Unique Mennonite Memoir to Be Launched at Conrad Grebel University College

Thursday, November 14, 2013

Branch
The Canadian launch of Branch: A Memoir with Pictures by celebrated Anabaptist-Mennonite storyteller John L. Ruth, takes place at Conrad Grebel University College in Waterloo at 7:30 pm on November 28.

“A first-born and only son, I opened my eyes in a sprawling 122-year-old farmhouse along a pleasant creek in southeastern Pennsylvania,” writes John Landis Ruth, in his forthcoming book. As 83-year-old Ruth tells his story through photos and essays, readers get a glimpse of his life but also the Eastern Pennsylvanian Mennonite family and community in which he was raised.

The narrative begins at his birthplace, the 1809 Lower Salford Township farm along the East Branch of the Perkiomen Creek to which, at age 57, he returned with wife Roma and two sons’ families. The early tone is set by the 1940’s photography of his father Henry L. Ruth, a Bucks County-born farmer.  “Those are the scripture verses what little John L Ruth learned by memory when he was a little boy of 4 years old,” writes John’s maternal grandmother in a diary entry included in one of the book’s intimate and evocative photos.

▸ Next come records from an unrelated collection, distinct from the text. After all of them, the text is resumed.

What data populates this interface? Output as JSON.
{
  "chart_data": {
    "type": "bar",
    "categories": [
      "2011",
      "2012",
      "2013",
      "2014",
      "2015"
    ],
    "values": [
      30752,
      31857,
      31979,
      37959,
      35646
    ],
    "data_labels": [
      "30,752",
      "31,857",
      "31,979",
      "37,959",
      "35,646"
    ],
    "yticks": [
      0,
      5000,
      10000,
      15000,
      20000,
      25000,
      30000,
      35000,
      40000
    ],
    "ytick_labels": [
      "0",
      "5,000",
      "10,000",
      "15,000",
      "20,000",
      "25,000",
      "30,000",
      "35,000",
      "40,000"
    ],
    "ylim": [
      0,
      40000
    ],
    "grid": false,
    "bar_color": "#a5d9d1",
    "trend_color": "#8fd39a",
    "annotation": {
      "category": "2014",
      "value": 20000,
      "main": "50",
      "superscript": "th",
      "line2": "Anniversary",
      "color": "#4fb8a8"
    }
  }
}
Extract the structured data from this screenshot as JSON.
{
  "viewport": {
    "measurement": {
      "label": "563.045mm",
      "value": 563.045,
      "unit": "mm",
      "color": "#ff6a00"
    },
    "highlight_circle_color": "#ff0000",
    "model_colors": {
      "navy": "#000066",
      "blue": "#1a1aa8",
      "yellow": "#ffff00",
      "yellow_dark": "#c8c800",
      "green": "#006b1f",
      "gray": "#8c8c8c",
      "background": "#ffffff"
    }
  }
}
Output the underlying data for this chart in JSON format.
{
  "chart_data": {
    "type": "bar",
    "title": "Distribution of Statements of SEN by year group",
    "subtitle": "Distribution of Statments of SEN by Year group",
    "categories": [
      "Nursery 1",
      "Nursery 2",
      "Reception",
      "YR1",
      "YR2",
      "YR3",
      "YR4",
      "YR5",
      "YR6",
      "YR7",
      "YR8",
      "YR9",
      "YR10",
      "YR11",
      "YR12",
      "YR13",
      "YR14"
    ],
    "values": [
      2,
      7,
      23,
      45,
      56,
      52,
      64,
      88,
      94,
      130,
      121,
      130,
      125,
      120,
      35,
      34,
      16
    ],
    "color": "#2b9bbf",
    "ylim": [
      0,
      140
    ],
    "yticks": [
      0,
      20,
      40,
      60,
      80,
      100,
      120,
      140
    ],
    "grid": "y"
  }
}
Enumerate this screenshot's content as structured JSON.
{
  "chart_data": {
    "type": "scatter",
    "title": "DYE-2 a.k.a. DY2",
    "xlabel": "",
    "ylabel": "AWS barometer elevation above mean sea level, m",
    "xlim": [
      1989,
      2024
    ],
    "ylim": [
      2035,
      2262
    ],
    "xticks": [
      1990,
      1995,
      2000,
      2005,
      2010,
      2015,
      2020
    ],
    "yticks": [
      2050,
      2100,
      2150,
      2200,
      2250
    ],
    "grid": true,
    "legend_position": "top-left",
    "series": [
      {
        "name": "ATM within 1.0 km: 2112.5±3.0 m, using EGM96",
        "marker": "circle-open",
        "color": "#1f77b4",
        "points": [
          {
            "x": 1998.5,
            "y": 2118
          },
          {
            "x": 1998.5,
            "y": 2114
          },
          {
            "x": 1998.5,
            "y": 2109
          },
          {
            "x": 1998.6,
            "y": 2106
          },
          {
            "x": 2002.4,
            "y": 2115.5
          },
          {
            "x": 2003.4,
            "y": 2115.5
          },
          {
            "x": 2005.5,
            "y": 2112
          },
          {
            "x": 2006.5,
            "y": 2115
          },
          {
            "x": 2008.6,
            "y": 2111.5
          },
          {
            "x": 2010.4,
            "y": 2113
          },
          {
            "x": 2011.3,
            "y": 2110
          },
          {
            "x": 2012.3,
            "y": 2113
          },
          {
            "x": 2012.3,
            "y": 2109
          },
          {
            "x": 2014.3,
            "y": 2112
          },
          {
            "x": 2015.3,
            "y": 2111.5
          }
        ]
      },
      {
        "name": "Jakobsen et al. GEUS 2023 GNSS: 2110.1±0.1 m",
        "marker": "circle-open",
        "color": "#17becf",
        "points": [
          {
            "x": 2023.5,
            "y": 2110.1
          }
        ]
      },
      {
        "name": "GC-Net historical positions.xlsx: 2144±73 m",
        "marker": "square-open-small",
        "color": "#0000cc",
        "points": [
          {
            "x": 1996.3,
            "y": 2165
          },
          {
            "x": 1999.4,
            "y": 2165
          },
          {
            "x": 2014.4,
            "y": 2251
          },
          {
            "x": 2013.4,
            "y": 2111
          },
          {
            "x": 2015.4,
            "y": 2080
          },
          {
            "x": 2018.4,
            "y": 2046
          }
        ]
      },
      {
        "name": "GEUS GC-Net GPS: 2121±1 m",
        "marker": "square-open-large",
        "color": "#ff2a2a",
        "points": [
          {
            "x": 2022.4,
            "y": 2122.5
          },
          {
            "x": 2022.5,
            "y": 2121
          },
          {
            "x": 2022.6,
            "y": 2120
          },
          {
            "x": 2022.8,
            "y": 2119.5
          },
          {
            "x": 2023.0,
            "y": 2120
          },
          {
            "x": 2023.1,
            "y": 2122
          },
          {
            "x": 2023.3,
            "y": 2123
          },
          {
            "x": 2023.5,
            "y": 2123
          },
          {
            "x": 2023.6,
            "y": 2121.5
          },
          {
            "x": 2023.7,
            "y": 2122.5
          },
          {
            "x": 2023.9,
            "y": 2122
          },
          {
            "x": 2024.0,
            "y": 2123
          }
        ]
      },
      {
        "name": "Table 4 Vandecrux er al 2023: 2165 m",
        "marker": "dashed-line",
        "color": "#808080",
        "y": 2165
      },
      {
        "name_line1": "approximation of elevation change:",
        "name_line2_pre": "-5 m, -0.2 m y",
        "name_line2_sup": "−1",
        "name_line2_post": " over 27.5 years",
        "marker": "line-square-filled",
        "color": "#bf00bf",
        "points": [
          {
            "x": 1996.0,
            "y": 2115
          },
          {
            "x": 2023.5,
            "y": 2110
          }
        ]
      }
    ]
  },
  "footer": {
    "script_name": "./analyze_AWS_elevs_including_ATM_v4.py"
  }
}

After attending school in Lower Salford, Lancaster County, PA and Virginia, in 1950 at the age of 20, the future amateur historian was chosen to be a Mennonite minister by the casting of lots.  Subsequent studies took him to Harvard where he earned a PhD and became a Professor of English at what is now Eastern University, with a sabbatical as Guest Professor of American Literature at the University of Hamburg, Germany. 

Back in Pennsylvania, Ruth accepted a call in his mid-forties to work on themes of Anabaptist-Mennonite heritage in a popular rather than academic mode.  His first book, commissioned by Conrad Grebel College, appeared in 1974.  Photographs from the following decades of cross-country teaching, film-making, writing, speaking at historical observances and tour-leading are interspersed in the memoir with scenes from family, church, and the author’s changing southeastern Pennsylvania community.  “In the end this is a love story—love of family, love of community and church—all anchored in an enduring, classic Mennonite faith,” says Dick Benner, editor of Canadian Mennonite.

In small coffee-table style, each of the 210 two-page spreads opens to a mini-essay paired with a full-page picture.  Ruth chose this format “to explore synergy between a lifetime’s collection of pictures and the words they may call forth.”

The US launch of Branch takes place November 21st in Harleysville, Pennsylvania. Book signings will be held throughout Pennsylvania and Virginia in November. The book was co-published by Mennonite travel company, TourMagination, in celebration of their 45th anniversary, (www.tourmagination.com) and the Mennonite Historians of Eastern Pennsylvania of Harleysville (www.mhep.org).